Queen Victoria took to the throne in 1837 aged eighteen and remained there until her death in 1901. She ruled during a period of immense expansion and progress, both domestically and internationally, becoming the first monarch to have her period of rule named after her during her reign.
The Victorian era was a time of national self-confidence as both the population in England and Wales (16.5 million in 1851 to 30.5 million in 1901) and Britain’s imperial reach almost doubled, becoming the largest in history. The British Empire came to include Canada, Australia, India and various other possessions in Africa and Asia. Queen Victoria was the queen of Great Britain and Northern Ireland and Empress of India, with the Empire extending over approximately one fifth of the earth’s surface. Almost a quarter of the world’s population owed allegiance to Victoria.
As well as ruling Britain’s powerful Empire, Queen Victoria herself also had nine children. After marrying her cousin Prince Albert in 1840, to the dismay of a portion of the British population who were not pleased with the German Prince, they raised nine children together. Queen Victoria quite significantly outlived Prince Albert, as he died in 1861 of typhoid fever, leaving Victoria devastated and sending her in to a twenty-five year recluse. However, her family did help to save Britain from any European entanglement through the marriages of her children. Either directly or by marriage, she was related to the royal houses of nearly every European power, with the exceptions of France and Spain, enabling Britain to avoid any major European conflict, until the First World War, and allow the Empire to successfully grow.
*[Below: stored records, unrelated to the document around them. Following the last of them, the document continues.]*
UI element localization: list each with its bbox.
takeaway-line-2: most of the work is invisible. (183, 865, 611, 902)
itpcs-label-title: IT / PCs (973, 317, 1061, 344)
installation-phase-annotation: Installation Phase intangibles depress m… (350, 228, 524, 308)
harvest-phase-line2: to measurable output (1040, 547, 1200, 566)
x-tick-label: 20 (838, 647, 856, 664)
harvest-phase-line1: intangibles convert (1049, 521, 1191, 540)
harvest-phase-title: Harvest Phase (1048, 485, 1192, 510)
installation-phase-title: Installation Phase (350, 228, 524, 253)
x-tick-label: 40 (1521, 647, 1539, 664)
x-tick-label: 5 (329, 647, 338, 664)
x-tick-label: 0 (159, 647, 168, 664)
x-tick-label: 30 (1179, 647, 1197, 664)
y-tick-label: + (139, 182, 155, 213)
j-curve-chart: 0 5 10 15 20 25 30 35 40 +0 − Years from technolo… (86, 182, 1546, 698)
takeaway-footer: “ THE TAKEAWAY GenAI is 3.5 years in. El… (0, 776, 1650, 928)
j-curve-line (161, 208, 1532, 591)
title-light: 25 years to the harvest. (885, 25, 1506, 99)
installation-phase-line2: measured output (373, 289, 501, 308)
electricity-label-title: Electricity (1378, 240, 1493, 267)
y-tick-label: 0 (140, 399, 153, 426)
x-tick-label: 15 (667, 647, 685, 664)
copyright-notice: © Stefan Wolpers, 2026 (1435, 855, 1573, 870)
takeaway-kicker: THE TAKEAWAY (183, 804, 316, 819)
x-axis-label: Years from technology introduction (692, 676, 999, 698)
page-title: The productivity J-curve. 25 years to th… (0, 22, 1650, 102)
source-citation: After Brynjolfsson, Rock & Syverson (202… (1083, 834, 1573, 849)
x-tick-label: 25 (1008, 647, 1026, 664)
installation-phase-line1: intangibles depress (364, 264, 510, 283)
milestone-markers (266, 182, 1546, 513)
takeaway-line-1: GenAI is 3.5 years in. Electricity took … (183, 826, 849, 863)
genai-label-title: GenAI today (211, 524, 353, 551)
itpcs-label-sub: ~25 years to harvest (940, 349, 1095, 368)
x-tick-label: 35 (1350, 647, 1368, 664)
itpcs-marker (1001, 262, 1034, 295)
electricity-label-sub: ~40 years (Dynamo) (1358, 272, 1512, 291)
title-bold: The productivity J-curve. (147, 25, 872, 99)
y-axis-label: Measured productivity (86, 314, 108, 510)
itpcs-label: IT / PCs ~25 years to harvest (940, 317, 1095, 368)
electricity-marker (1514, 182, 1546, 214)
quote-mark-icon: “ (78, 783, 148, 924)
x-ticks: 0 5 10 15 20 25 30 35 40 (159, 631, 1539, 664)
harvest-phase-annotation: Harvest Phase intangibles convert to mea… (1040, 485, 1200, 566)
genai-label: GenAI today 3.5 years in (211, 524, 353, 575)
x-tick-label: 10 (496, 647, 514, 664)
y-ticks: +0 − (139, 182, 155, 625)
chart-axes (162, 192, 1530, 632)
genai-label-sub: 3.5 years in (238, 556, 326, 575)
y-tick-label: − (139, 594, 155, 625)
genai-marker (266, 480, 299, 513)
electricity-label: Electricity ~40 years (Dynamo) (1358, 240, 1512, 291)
In addition to the legacy of Queen Victoria herself, who is the second longest serving monarch to date, Victorian Britain itself also left an impressive and wide-ranging legacy. For example, in terms of sport, tennis was created in Birmingham between 1859 and 1865 and Wimbledon was held in 1877 for the first time as well as the establishment of the first football league in the world in 1888.
Britain also experienced unprecedented expansion in industry, railways, and science. Victorian Britain was a period of breakthroughs with the creation of the underground, the telephone, photography and Darwin’s theory of evolution. Historians have often credited Victorian Britain as the ‘golden years’ of British history, supported by the strong reign of Queen Victoria, the expansion of the Empire and the breakthroughs in multiple fields.